17 Ağustos 2011 Çarşamba

Her şey yerli yerinde.

Tumblr_lk81qgcodc1qdctkpo1_500_large
Henüz okul açılmadı, ama iki gündür dersaneye gidiyorum. Haftalardır süren kendi başınalık ve başına buyrukluktan sonra sert bir geçiş oldu birdenbire. Sürekli bir şeyler anlatılıyor, hedefler, notlar, okul isimleri, dereceler... Çok dinlemiyorum, dinleyince ürkütücü çünkü. Böyle vakitlerde elindekini ve iç huzurunu korumak için yalnız kendiyle meşgul olmalı insan. Çalışılacaksa çalışılsın işte. Bunun üzerinde saatlerce konuşulması, binlerce şehir efsanesi üretilmesi asabımı bozuyor.

"Son sene" tamlamasının ilk kelimesi, yani "son" olabildiğince vurgulanıyor bugünlerde, hem de koskocaman harflerle. SON. Herkes gitmekten bahsetmekte, herkes bir adım ötesini düşünüyor. Ne garip aslında, lisedeki son senemizin tadına varmak varken, korkunç bir koşuşturmaca içine giriyoruz. Keşke böyle olmasa.

Her şey ve herkes tek tek dağılıyor. Çok yakınım olan bir avuç insan çok yakında yurtdışına gidiyor. Her an görüşmesek bile bazı insanlarla aynı şehrin havasını soluduğunu bilmek bile güzel. Şimdi onların dünyanın tam anlamıyla öbür ucunda olacağını bilmek yüreğime büyük bir sıkıntı bırakıyor. Vedalar düzenleniyor, oysa ne kadar yeterli olur ki? Veda sözcüğü bile zor geliyor üstelik bana. Üstelik bir sene sonunda, yıllardır beraber okuduğum herkese aynı şey olacak. Korkuyorum haklı olarak. "Ah ne güzeldi o günler" cümlesinde donup kalmaktan korkuyorum. MFÖ'nün dediği gibi "Kaç kişiydik o zaman bak, kaç kişi kaldı şimdi" demek istemiyorum.

Günler yavaştan rutine kavuşuyor. Hergün dersaneye gidip geliyorum. En azından o çok sevdiğim semtin havasını solumak güzel. Eve dönmeden önce yarım saatliğine sahafları dolaşabiliyorum örneğin. Denize bakabiliyorum. Bunlar çok değerli aslında. Bir zorluğu güzelleştirmenin nadir bulunan yolları. Belki havalar soğuyunca ve günler daha hızlı koşmaya başlayınca bu da gider elimden. Sonbaharın gelmesini hâlâ istemiyorum. Yağmurlu havalarda mutlu olamıyorum ki ben yine. Kahve makinemiz varmış, yeni öğrendim. Onu kuracağım, belki onun kokusu biraz mutlu etmeye yarar zor günler geldiğinde.

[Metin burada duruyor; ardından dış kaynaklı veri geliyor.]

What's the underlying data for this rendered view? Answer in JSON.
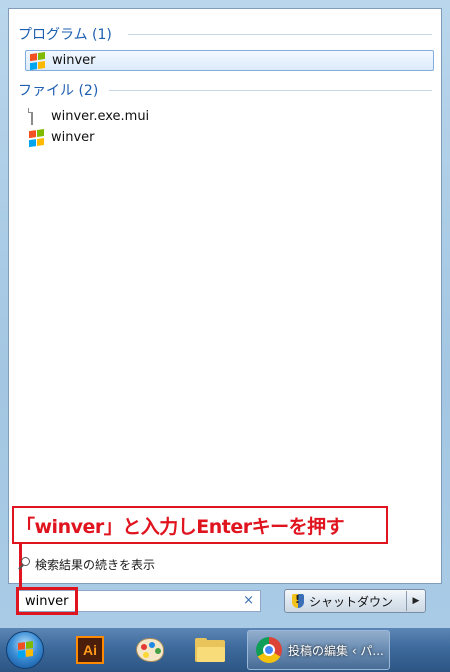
{
  "sections": [
    {
      "title": "プログラム (1)",
      "items": [
        {
          "label": "winver",
          "icon": "windows-logo-icon",
          "selected": true
        }
      ]
    },
    {
      "title": "ファイル (2)",
      "items": [
        {
          "label": "winver.exe.mui",
          "icon": "document-icon",
          "selected": false
        },
        {
          "label": "winver",
          "icon": "windows-logo-icon",
          "selected": false
        }
      ]
    }
  ],
  "annotation": "「winver」と入力しEnterキーを押す",
  "see_more": "検索結果の続きを表示",
  "search": {
    "value": "winver",
    "clear": "×"
  },
  "shutdown": {
    "label": "シャットダウン",
    "arrow": "▶"
  },
  "taskbar": {
    "apps": [
      {
        "name": "illustrator",
        "label": "Ai"
      },
      {
        "name": "paint"
      },
      {
        "name": "explorer"
      }
    ],
    "active_window": {
      "label": "投稿の編集 ‹ パ..."
    }
  },
  "colors": {
    "accent": "#1e5fb0",
    "annotation": "#e0141e",
    "taskbar": "#3d6a9c"
  }
}
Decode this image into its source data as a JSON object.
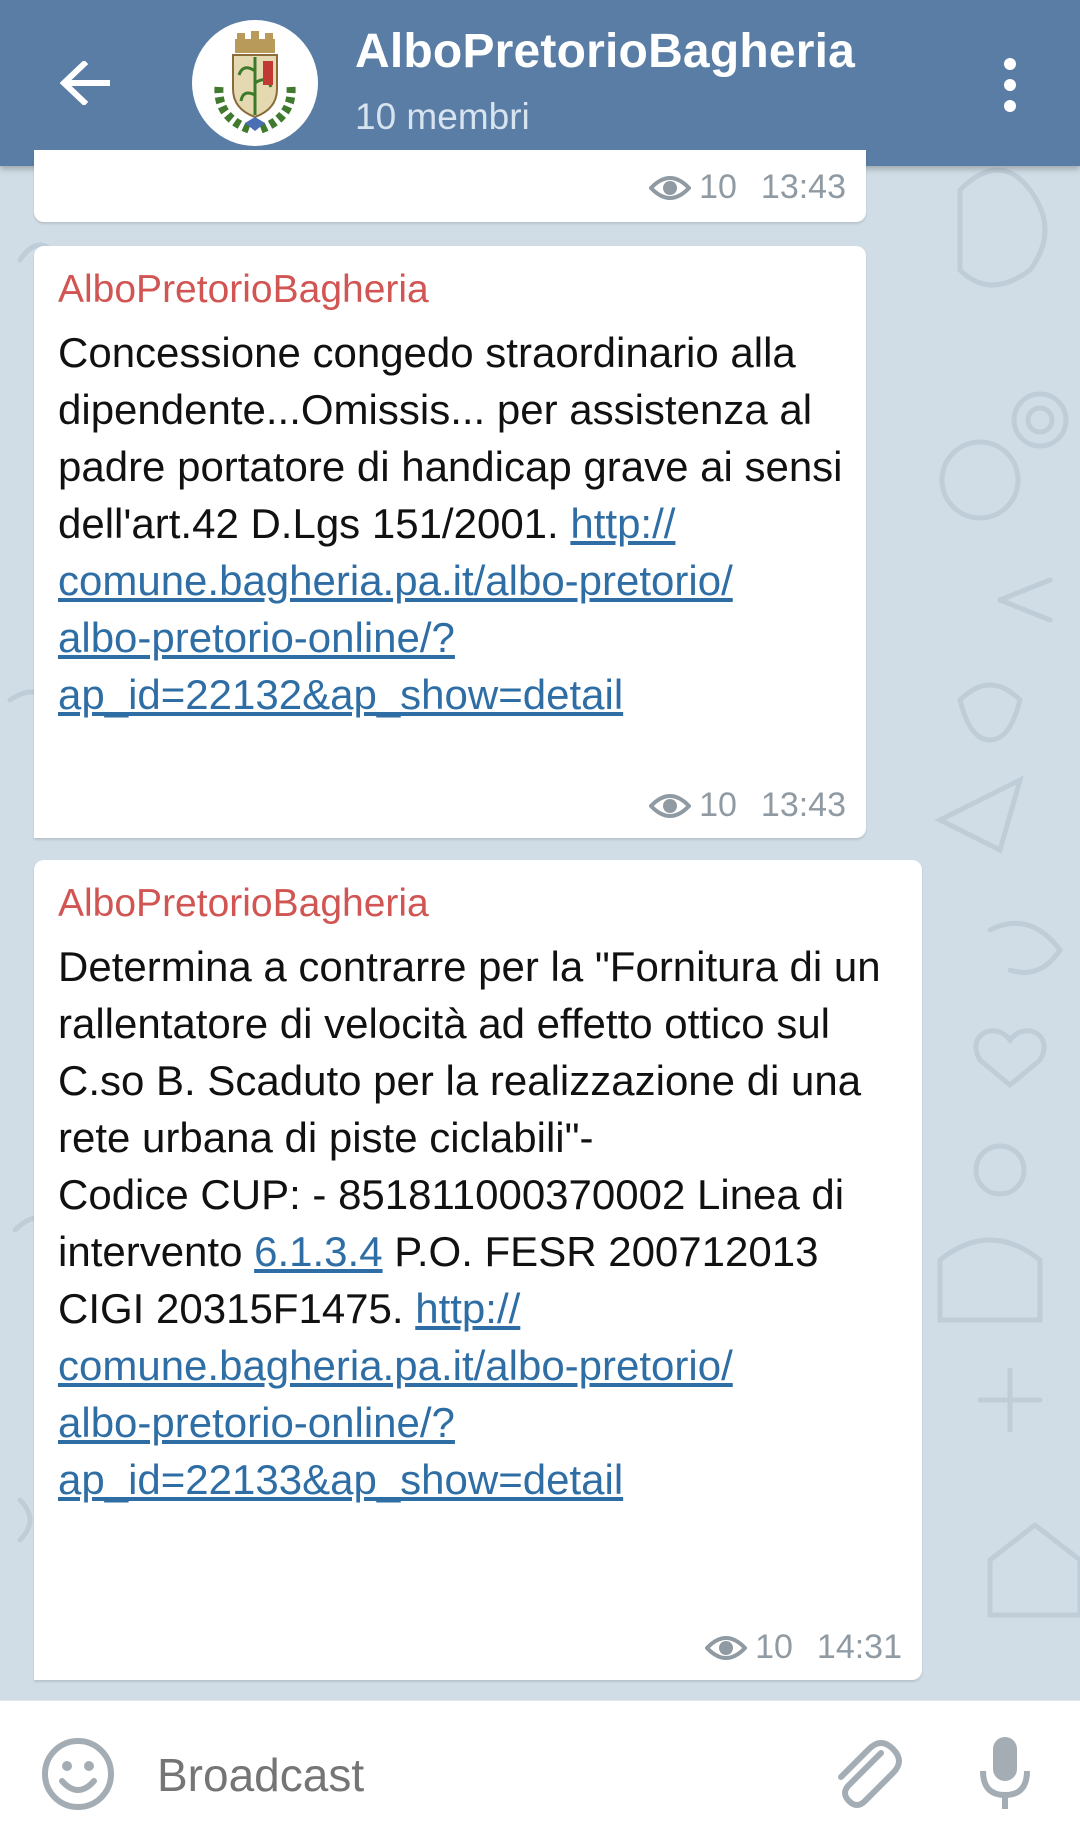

Yine de erken uyanıp uzun süredir bekleyen işleri tamamladığım sabahları seviyorum. Otobüste kitap okumayı seviyorum. Bu aralar İskender'i okuyorum, Elif Şafak'ın en iyi kitabı değil kesinlikle, ama yine de okunuyor. Sevmişimdir Elif Şafak'ın çok karakterli olay örgülerini.

Bir de bugünlere Vega'nın şarkıları çok iyi gidiyor. Galiba blogun şarkıları bir süre Vega'nın solistinin berrak sesinden olacak. Mesela şimdi içimden geçen, Bu Sabahların Bir Anlamı Olmalı.

Aklımda da şu dönüyor iki sabahtır:

"Ey kim varsa orda o tek olanın adına çekin kürekleri."